Alcatel-Lucent (Euronext Paris and NYSE: ALU) and A1, the Austrian subsidiary of Telekom Austria Group, have conducted the field trial of a 1-Gbps variant of G.fast developed by Alcatel-Lucent's Bell Labs. The demonstration saw 1.1 Gbps transmitted over 70 m of outside plant copper cabling.

Jul 2nd, 2013

Alcatel-Lucent (Euronext Paris and NYSE: ALU) and A1, the Austrian subsidiary of Telekom Austria Group, have conducted the field trial of a 1-Gbps variant of G.fast developed by Alcatel-Lucent's Bell Labs. The demonstration saw 1.1 Gbps transmitted over 70 m of outside plant copper cabling.
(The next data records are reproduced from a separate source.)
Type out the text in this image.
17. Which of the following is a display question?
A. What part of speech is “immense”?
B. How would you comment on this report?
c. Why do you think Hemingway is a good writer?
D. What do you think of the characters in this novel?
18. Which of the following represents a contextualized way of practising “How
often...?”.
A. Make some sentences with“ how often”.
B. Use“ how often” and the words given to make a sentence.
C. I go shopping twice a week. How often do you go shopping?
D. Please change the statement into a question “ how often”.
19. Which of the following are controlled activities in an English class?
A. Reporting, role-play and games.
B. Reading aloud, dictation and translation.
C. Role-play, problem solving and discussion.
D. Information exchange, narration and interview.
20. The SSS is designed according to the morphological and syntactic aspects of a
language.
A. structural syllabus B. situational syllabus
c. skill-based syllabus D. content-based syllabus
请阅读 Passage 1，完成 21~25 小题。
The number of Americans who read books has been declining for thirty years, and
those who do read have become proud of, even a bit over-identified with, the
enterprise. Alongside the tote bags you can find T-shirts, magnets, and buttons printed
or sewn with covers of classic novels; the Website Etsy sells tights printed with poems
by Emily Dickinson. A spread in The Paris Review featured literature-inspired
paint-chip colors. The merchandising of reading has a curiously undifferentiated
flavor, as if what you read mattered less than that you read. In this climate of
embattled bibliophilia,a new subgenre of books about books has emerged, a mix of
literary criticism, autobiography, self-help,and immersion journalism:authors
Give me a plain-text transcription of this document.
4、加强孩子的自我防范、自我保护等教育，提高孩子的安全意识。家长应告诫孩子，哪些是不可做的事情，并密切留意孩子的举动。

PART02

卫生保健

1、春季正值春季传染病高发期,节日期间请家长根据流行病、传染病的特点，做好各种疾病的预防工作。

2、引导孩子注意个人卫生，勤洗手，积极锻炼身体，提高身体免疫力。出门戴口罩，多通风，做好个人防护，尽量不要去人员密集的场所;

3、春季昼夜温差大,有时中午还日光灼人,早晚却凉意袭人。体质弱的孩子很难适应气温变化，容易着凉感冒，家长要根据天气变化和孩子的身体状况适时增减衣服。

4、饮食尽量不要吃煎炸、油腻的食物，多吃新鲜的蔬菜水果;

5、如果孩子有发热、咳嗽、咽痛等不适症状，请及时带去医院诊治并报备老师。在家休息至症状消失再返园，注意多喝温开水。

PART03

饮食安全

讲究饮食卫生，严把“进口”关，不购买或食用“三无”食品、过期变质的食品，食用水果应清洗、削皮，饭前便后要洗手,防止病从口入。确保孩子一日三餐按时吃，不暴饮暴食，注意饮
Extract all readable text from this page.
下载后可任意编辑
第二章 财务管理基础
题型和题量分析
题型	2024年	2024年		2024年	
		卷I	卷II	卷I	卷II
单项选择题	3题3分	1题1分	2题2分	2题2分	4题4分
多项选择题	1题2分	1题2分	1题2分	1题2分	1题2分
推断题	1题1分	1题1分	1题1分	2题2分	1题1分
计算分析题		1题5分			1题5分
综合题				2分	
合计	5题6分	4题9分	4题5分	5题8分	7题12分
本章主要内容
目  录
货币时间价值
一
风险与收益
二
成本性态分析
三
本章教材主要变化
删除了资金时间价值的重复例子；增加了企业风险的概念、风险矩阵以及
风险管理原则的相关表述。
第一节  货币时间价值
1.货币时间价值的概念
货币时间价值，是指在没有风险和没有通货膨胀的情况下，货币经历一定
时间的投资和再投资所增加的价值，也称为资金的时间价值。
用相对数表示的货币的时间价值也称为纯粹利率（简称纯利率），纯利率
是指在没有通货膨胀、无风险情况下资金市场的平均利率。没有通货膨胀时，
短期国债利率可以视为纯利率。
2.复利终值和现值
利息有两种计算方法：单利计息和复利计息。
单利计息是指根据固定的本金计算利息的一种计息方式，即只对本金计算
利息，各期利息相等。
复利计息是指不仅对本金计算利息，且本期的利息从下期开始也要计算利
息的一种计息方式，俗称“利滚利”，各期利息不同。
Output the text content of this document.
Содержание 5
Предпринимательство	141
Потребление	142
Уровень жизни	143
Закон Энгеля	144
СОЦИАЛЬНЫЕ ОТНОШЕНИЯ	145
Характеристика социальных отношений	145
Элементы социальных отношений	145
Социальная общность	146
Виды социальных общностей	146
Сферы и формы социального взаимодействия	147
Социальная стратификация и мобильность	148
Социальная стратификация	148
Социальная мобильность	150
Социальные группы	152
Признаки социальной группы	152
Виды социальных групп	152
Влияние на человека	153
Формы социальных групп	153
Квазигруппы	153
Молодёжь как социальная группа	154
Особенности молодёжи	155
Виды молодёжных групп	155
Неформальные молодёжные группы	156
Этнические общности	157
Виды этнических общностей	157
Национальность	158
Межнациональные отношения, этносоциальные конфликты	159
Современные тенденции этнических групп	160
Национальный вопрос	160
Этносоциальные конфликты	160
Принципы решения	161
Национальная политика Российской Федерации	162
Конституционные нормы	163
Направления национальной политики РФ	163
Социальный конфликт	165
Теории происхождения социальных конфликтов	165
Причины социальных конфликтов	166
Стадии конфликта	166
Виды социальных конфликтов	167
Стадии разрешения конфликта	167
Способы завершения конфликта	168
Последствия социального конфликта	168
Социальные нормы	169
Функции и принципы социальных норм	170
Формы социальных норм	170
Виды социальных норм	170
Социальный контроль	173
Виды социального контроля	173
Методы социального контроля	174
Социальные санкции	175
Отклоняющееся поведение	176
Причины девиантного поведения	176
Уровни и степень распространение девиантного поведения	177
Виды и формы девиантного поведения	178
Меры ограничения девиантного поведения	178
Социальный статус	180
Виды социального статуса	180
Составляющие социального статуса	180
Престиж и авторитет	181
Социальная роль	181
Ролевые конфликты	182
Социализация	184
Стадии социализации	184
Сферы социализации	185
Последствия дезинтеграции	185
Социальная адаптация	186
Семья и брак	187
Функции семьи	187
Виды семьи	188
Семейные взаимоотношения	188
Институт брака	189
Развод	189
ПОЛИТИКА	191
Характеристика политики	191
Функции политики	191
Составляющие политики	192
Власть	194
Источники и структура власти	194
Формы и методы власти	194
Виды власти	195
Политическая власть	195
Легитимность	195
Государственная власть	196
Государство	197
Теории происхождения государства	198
The ITU-T is currently establishing standards for G.fast, which is expected to be the next step after VDSL2 vectoring in the drive to squeeze as much life out of copper plant as possible before a move to fiber to the home (FTTH) or building (FTTB). The current expectation for top-end G.fast transmission is 500 Mbps over 100 m or less. However, several technology vendors have experimented with higher speeds at shorter distances, including Bell Labs.

Bell Labs has added vectoring to G.fast to enable the 1-Gbps capability. Alcatel-Lucent expects the technology could find a role in carrier networks in applications where installing fiber is too expensive or logistically unfeasible. This could include in-building customer connections in an FTTB scenario, for example.

The trial included transmission over copper of varying quality. Over a single, good quality cable, the technicians achieved 1.1 Gbps over 70 m and 800 Mbps over 100 m. On older unshielded cables, the G.fast technology supported 500 Mbps over 100 m on a single line and 60 Mbps over two lines where crosstalk ensued. When vectoring was added, signal support increased to the G.fast specification of 500 Mbps over 100m.

"Telekom Austria Group´s A1 was an early adopter of Alcatel-Lucent's VDSL2 vectoring because we understand the value of upgrading our existing copper infrastructure to give our customers the best possible broadband service,” said Hans Pichler, Chief Technology officer at Telekom Austria Group. “We are pleased to be working with Alcatel-Lucent at the cutting-edge of fixed broadband technology to look at the possibilities of G.fast vectoring."

The ITU-T is expected to ratify G.fast specifications by the end of this year or early in 2014. In a press release, Alcatel-Lucent estimates that G.fast technology “won't be commercially available for several years.” However, sources at the company and elsewhere suggest that G.fast technology could appear as early as the middle or end of next year.